The Importance of Dissolved Oxygen for Mud Crab Vertical Farming | Aquaculture Technology
Maintaining the water chemistry of your recirculating aquaculture systems is no easy feat. One of the crucial parameters to monitor is dissolved oxygen. The recirculating aquaculture system needs to ensure that enough oxygen is available for the development of mud crabs as well as the biofilter. We will discuss the importance of oxygen and the equipment needed.
Mud crabs require oxygen for metabolism. Metabolism is a generic term for chemical reactions that digest food with oxygen to produce energy. The energy is stored in the form of ATP ready to be used. Therefore, recirculating aquaculture system needs to have enough oxygen for their metabolic activity. Inadequate oxygen in mud crab boxes will result in mud crabs surfacing to breathe. Other consequences include reducing feeding rate, slower growth, increased susceptibility to diseases, and even death. Mud crab uptakes air/oxygen through their gills, and they are only able to breathe on air for a certain period (Mud crabs are not amphibians). It is common to estimate the oxygen needed in recirculating aquaculture systems by estimating the intended feeding rate, followed by the associated oxygen requirement.
It is also important that the recirculating aquaculture systems (RAS) have enough oxygen for ammonia removal. Biofilters are one of the treatment equipment that removes ammonia from the culture water. Ammonia is highly soluble in water and originates from nitrogenous waste. Fish and crabs expel ammonia through gill diffusion, gill cation exchange, and urine and feces excretion. The biofilters utilize microbes to clean up the excess ammonia in the water and converting them into less harmful components (nitrite and nitrate). The microbes also require oxygen for the conversion process. In some recirculating aquaculture systems like (BFT) Biofloc Technology, oxygen requirements by the microbes can reach up to 50% of the total available oxygen.
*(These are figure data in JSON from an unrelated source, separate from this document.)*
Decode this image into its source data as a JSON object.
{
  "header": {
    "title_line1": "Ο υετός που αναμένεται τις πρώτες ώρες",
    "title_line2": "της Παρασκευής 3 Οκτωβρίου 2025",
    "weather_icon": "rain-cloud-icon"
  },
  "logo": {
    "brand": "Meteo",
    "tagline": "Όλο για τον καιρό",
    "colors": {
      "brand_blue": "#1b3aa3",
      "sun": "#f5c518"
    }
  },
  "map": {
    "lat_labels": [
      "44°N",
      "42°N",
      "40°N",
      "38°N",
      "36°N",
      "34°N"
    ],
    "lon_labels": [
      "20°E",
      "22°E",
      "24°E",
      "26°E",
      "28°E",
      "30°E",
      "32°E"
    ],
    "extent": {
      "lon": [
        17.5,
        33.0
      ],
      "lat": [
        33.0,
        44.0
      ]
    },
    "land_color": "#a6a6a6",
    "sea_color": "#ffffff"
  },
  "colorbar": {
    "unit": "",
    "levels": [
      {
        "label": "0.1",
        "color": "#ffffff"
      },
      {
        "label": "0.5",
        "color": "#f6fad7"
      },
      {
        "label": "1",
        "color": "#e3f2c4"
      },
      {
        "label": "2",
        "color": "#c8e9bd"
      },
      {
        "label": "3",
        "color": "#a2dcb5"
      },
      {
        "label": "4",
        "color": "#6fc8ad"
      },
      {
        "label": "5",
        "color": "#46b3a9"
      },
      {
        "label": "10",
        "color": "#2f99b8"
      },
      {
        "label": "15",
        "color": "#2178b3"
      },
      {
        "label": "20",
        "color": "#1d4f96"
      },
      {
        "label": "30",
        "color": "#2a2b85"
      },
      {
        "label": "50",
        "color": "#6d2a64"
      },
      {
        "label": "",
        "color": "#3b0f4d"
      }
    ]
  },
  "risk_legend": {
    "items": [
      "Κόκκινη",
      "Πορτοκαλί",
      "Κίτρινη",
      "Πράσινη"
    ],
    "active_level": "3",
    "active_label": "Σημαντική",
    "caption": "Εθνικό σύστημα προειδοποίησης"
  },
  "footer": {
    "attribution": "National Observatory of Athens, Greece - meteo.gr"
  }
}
The microbes will not convert ammonia due to insufficient oxygen, which will result in mortality for the crabs. The conversion of ammonia to nitrates requires a 2-step process where microbes first convert ammonia to nitrite, and different microbes convert nitrite to nitrate. Converting nitrite to nitrates will require more oxygen. The oxygen requirement by the biofilters can be estimated by the microbe's population which depends on the total ammonia nitrogen. It is important to take note that increasing feeding rates would result in lower oxygen availability due to the respiration by the microbes.
Having understood the importance of oxygen for mud crabs and recirculating aquaculture systems, it is important not to overcrowd your facility. Should you need to do so, we strongly advise on increasing the amount of oxygen available in the system. It is now common to directly add pure oxygen into the culture with the means of an oxygen concentrator. Using pure oxygen instead of air increases the saturation points beyond normal conditions. However, this method is not quite popular for mud crab aquaculture. Other methods of aeration include venturi aerators that use a pump to mix the liquid with air. Traditional methods would also include using a blower with air-diffuser configurations for aeration. The suitable aeration will depend on a multitude of factors like aeration depth, fouling, and efficiency. Paddlewheels are commonly a good option for those operating in an earthen pond. Algae cannot substitute the need for aeration equipment, as plants also uptake oxygen during the night. Typical values of dissolved oxygen for mud crabs should be 4-5 ppm, while the biofilters would need more than 4ppm. If your current values are lower than the 4ppm, we highly encourage you to start exploring the need for additional aeration.
Oxygen is one of the most important water parameters for mud crab aquaculture, but many will tend to overlook this issue during the design stage. While many publications exist to help determine the exact oxygen requirement, it is still common to address the issue during production. This often results in unnecessary losses during the initial start-up stage.